Deep Attention Recurrent Q-Network

In December 2015 our paper in which we proposed a way of equipping Google DeepMind’s Deep Q-Network (DQN) with “soft” and “hard” attention mechanisms was presented at Deep Reinforcement Learning Workshop conducted for the first time within NIPS Conference.

There are several types of attention mechanisms (Cho et al., 2015). In our work, we use so-called content-based attention that envisages computing the relevance of each spatially, temporally or spatio-temporally localized region of the input. In particular, we stick to the approach suggested by Xu et al. (2015) for the domain of image caption generation.

The Deep Attention Recurrent Q-Network

Architecture of the suggested Deep Attention Recurrent Q-Network (DARQN) consists of three main components depicted in the Figure above: convolutional network (CNN), attention network $g$ , and recurrent network (in this case LSTM). CNN processes input image, producing location vectors $v^{i}_t$ (see Figure below), each of which is associated with a specific area of the input image.

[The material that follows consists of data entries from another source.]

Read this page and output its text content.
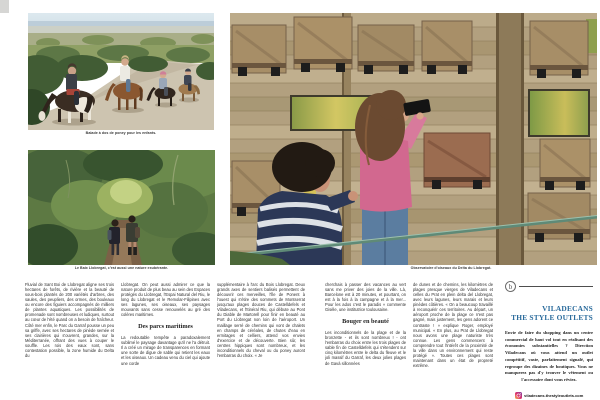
Balade à dos de poney pour les enfants.
Le Baix Llobregat, c'est aussi une nature exubérante.

Fluvial de Sant Boi de Llobregat aligne ses trois hectares de forêts, de rivière et la beauté de sous-bois plantés de 200 variétés d'arbres, des saules, des peupliers, des ormes, des bouleaux ou encore des figuiers accompagnés de milliers de plantes aquatiques. Les possibilités de promenade sont nombreuses et ludiques, surtout au cœur de l'été quand on a besoin de fraîcheur. Côté mer enfin, le Parc du Garraf pousse un peu sa griffe, avec ses hectares de pinède semée et ses clairières qui s'ouvrent, grandes, sur la Méditerranée, offrant des vues à couper le souffle. Les rois des eaux sont, sans contestation possible, la zone humide du Delta du

Llobregat. On peut aussi admirer ce que la nature produit de plus beau au sein des Espaces protégés du Llobregat, l'Espai Natural del Riu, le long du Llobregat et le Remolar-Filipines avec ses lagunes, ses oiseaux, ses paysages mouvants sans cesse renouvelés au gré des colères maritimes.

Des parcs maritimes

La redoutable tempête a paradoxalement sublimé le paysage davantage qu'il ne l'a détruit. Il a créé un mirage de transparences en formant une sorte de digue de sable qui retient les eaux et les oiseaux. Un cadeau venu du ciel qui ajoute une corde

supplémentaire à l'arc du Bois Llobregat. Deux grands axes de sentiers balisés permettent de découvrir ces merveilles, l'Île de Ponent à l'ouest qui s'étire des sommets de Montserrat jusqu'aux plages douces de Castelldefels et Viladecans, et l'Itinéral Riu, qui débute au Pont du Diable de Martorell pour finir en beauté au Port du Llobregat non loin de l'aéroport. Un maillage serré de chemins qui vont de chalets en champs de céréales, de chutes d'eau en ermitages et celliers, attend vos envies d'exercice et de découverte. Bien sûr, les centres hippiques sont nombreux, et les inconditionnels du cheval ou du poney auront l'embarras du choix. « Je

Observatoire d'oiseaux du Delta du Llobregat.

cherchais à passer des vacances au vert sans me priver des joies de la ville. Là, Barcelone est à 20 minutes, et pourtant, on est à la fois à la campagne et à la mer... Pour les ados c'est le paradis » commente Gisèle, une institutrice toulousaine.

Bouger en beauté

Les inconditionnels de la plage et de la bronzette - et ils sont nombreux ! - ont l'embarras du choix entre les trois plages de sable fin de Castelldefels qui s'étendent sur cinq kilomètres entre le delta du fleuve et le joli massif du Garraf, les deux jolies plages de Gavà sillonnées

de dunes et de chemins, les kilomètres de plages presque vierges de Viladecans et celles du Prat en plein delta del Llobregat, avec leurs lagunes, leurs marais et leurs pinèdes côtières. « On a beaucoup travaillé à reconquérir ces territoires. Au départ, un aéroport proche de la plage ce n'est pas gagné, mais justement, les gens adorent ce contraste ! » explique Roger, employé municipal. « En plus, au Prat de Llobregat nous avons une plage naturiste très connue. Les gens commencent à comprendre tout l'intérêt de la proximité de la ville dans un environnement qui reste protégé ». Toutes ces plages sont maintenant dans un état de propreté extrême.

b
VILADECANS
THE STYLE OUTLETS

Envie de faire du shopping dans un centre commercial de haut vol tout en réalisant des économies substantielles ? Direction Viladecans où vous attend un outlet compétitif, vaste, parfaitement signalé, qui regroupe des dizaines de boutiques. Vous ne manquerez pas d'y trouver le vêtement ou l'accessoire dont vous rêviez.

viladecans.thestyleoutlets.com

The convolutional network architecture in DARQN

Attention network takes ( $v^{i}_t$ , $h_t$ ) and determines relative importance of each corresponding area for the decision making process at the current moment of time. The resulting importance weights $g^{i}_t$ are used to calculate a context vector $z_t$ that is fed to the LSTM network. There are (at least) two ways how $z_t$ may be computed. In “soft” attention mechanism, $z_t$ is defined as a product of averaging all location vectors with $g^{i}_t$ . In “hard” attention mechanism, $z_t$ is equal to one of the $v^{i}_t$ with a probability defined by some $g^{i}_t$ -parametrized probability distribution (e.g. categorical distribution). To visualize attention regions, we create 256 subsidiary features maps 7 × 7 filled by measured importance of each location vector $v^{i}_t$ and then upsample these maps through CNN layers (see Picture below, “soft” attention at the top and “hard” version at the bottom, the corresponding game videos are available at our youtube channel).

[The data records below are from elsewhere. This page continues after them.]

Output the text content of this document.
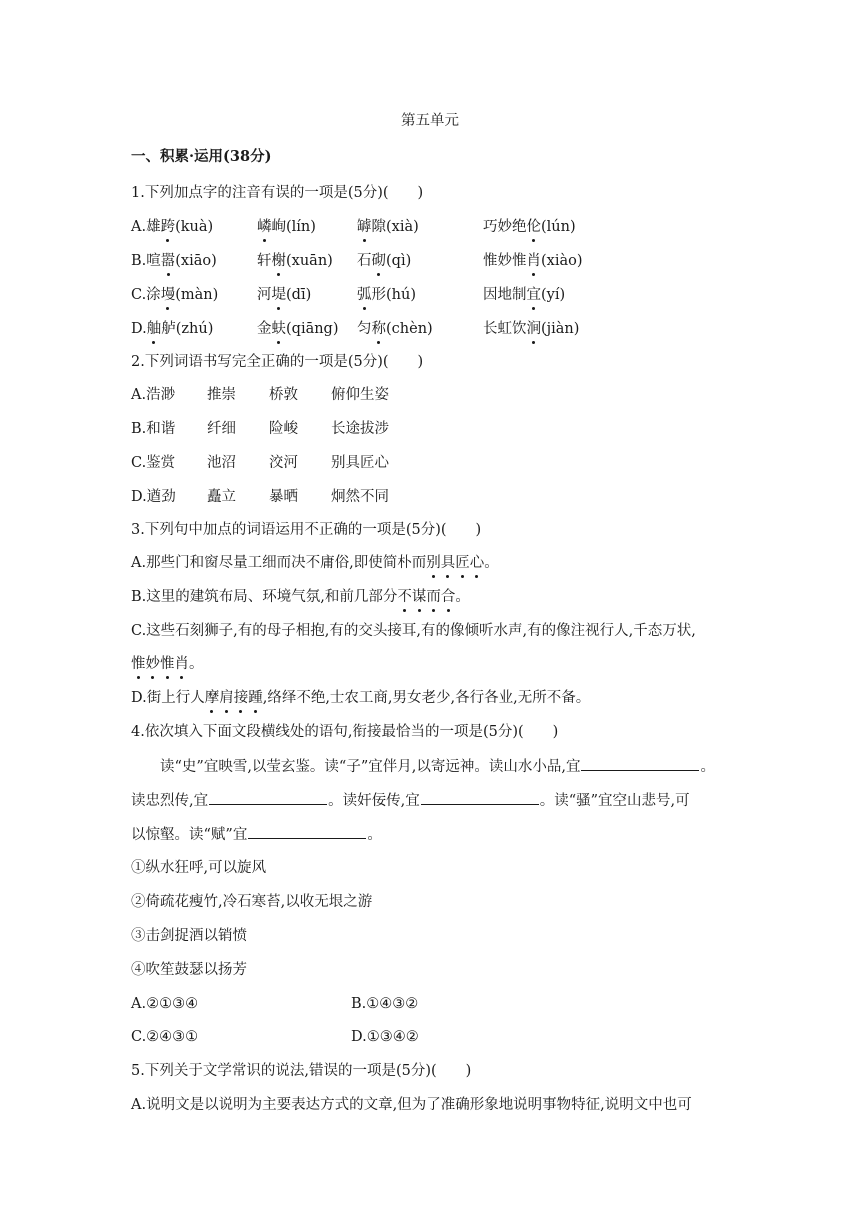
第五单元
一、积累·运用(38分)
1.下列加点字的注音有误的一项是(5分)(　　)
A.雄跨(kuà)	嶙峋(lín)	罅隙(xià)	巧妙绝伦(lún)
B.喧嚣(xiāo)	轩榭(xuān)	石砌(qì)	惟妙惟肖(xiào)
C.涂墁(màn)	河堤(dī)	弧形(hú)	因地制宜(yí)
D.舳舻(zhú)	金蚨(qiāng)	匀称(chèn)	长虹饮涧(jiàn)
2.下列词语书写完全正确的一项是(5分)(　　)
A.浩渺	推崇	桥敦	俯仰生姿
B.和谐	纤细	险峻	长途拔涉
C.鉴赏	池沼	洨河	别具匠心
D.遒劲	矗立	暴晒	炯然不同
3.下列句中加点的词语运用不正确的一项是(5分)(　　)
A.那些门和窗尽量工细而决不庸俗,即使简朴而别具匠心。
B.这里的建筑布局、环境气氛,和前几部分不谋而合。
C.这些石刻狮子,有的母子相抱,有的交头接耳,有的像倾听水声,有的像注视行人,千态万状,
惟妙惟肖。
D.街上行人摩肩接踵,络绎不绝,士农工商,男女老少,各行各业,无所不备。
4.依次填入下面文段横线处的语句,衔接最恰当的一项是(5分)(　　)
读“史”宜映雪,以莹玄鉴。读“子”宜伴月,以寄远神。读山水小品,宜	。
读忠烈传,宜	。读奸佞传,宜	。读“骚”宜空山悲号,可
以惊壑。读“赋”宜	。
①纵水狂呼,可以旋风
②倚疏花瘦竹,冷石寒苔,以收无垠之游
③击剑捉酒以销愤
④吹笙鼓瑟以扬芳
A.②①③④	B.①④③②
C.②④③①	D.①③④②
5.下列关于文学常识的说法,错误的一项是(5分)(　　)
A.说明文是以说明为主要表达方式的文章,但为了准确形象地说明事物特征,说明文中也可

Visualization of attention regions

Tests of the proposed DARQN model on some Atari 2600 games demonstrate level of performance superior to that of DQN. In the table below, the best among 100 epochs average rewards per episode for four different models on five Atari games are presented. One epoch corresponds to 50,000 steps. The hard and soft attention models as well as DRQN are trained with 4 unroll steps. DRQN weights are updated at each step, whereas DQN and DARQN weights are updated one time per 4 steps.

	Breakout	Seaquest	S. Invaders	Tutankham	Gopher
DQN	241	1,284	916	197	1,976
DRQN	72	1,421	571	181	3,512
DARQN hard	20	3,005	558	128	2,510
DARQN soft	11	7,263	650	197	5,356

Our realization of DARQN is based on the source code and is available online.